By Bob Katzen
The House 38-121, rejected an amendment that would ban the use of tear gas by law enforcement officers in Massachusetts.
“When thousands of people gather to protest the state-sponsored murder of black people, the response shouldn’t be to fire chemical weapons at them,” said the amendment’s sponsor Rep. Mike Connolly (D-Cambridge). “But, too often, we have seen the indiscriminate use of tear gas on our streets, even though tear gas is actually prohibited in international warfare by the Geneva Protocol and the Chemical Weapons Convention. To be sure, the underlying bill we are considering today will add some limitations on the use of tear gas, but this amendment would have made the bill even stronger.”

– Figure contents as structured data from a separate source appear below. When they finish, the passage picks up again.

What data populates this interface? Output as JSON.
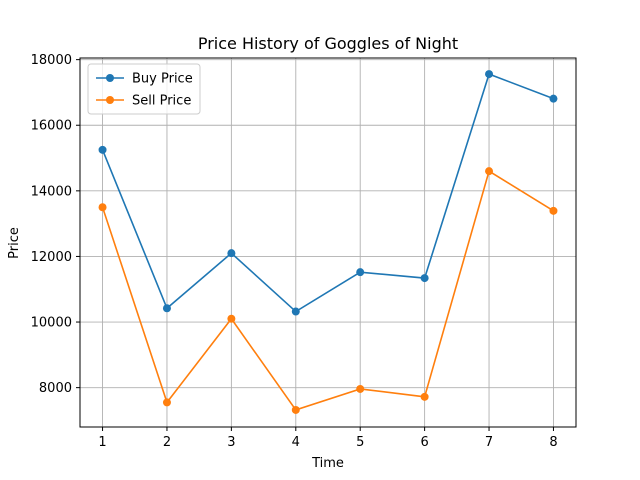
{
  "chart_data": {
    "type": "line",
    "title": "Price History of Goggles of Night",
    "xlabel": "Time",
    "ylabel": "Price",
    "x": [
      1,
      2,
      3,
      4,
      5,
      6,
      7,
      8
    ],
    "xlim": [
      0.65,
      8.35
    ],
    "ylim": [
      6800,
      18050
    ],
    "xticks": [
      "1",
      "2",
      "3",
      "4",
      "5",
      "6",
      "7",
      "8"
    ],
    "yticks": [
      8000,
      10000,
      12000,
      14000,
      16000,
      18000
    ],
    "grid": true,
    "legend_position": "top-left",
    "series": [
      {
        "name": "Buy Price",
        "color": "#1f77b4",
        "values": [
          15250,
          10420,
          12100,
          10320,
          11520,
          11340,
          17560,
          16810
        ]
      },
      {
        "name": "Sell Price",
        "color": "#ff7f0e",
        "values": [
          13500,
          7550,
          10100,
          7320,
          7960,
          7720,
          14600,
          13390
        ]
      }
    ]
  }
}
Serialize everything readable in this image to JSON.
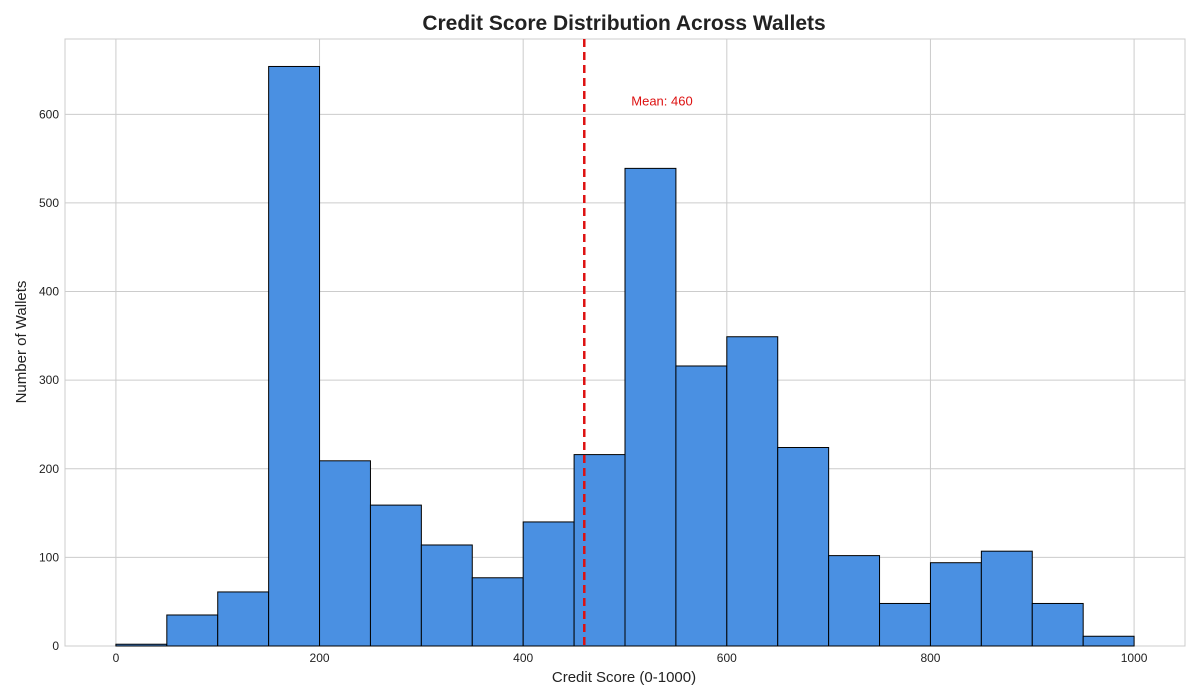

“This amendment would have prohibited law enforcement’s use of tear gas in all situations,” said Rep. Michael Day (D-Stoneham), vice chair of the Judiciary Committee. “The underlying bill imposes heightened restrictions and regulates the use of tear gas by requiring law enforcement to exhaust crowd de-escalation measures [first]. This bill also establishes substantial oversight over the use of tear gas by requiring law enforcement agencies who do use it to provide a written report detailing all measures taken in advance of the event to reduce the probability of danger and all de-escalation measures taken. The independent commission will then review that report and determine whether further investigation or corrective action should be taken.”
(A “Yes” vote is for the amendment that bans the use of tear gas. A “No” vote is for allowing the use of tear gas.)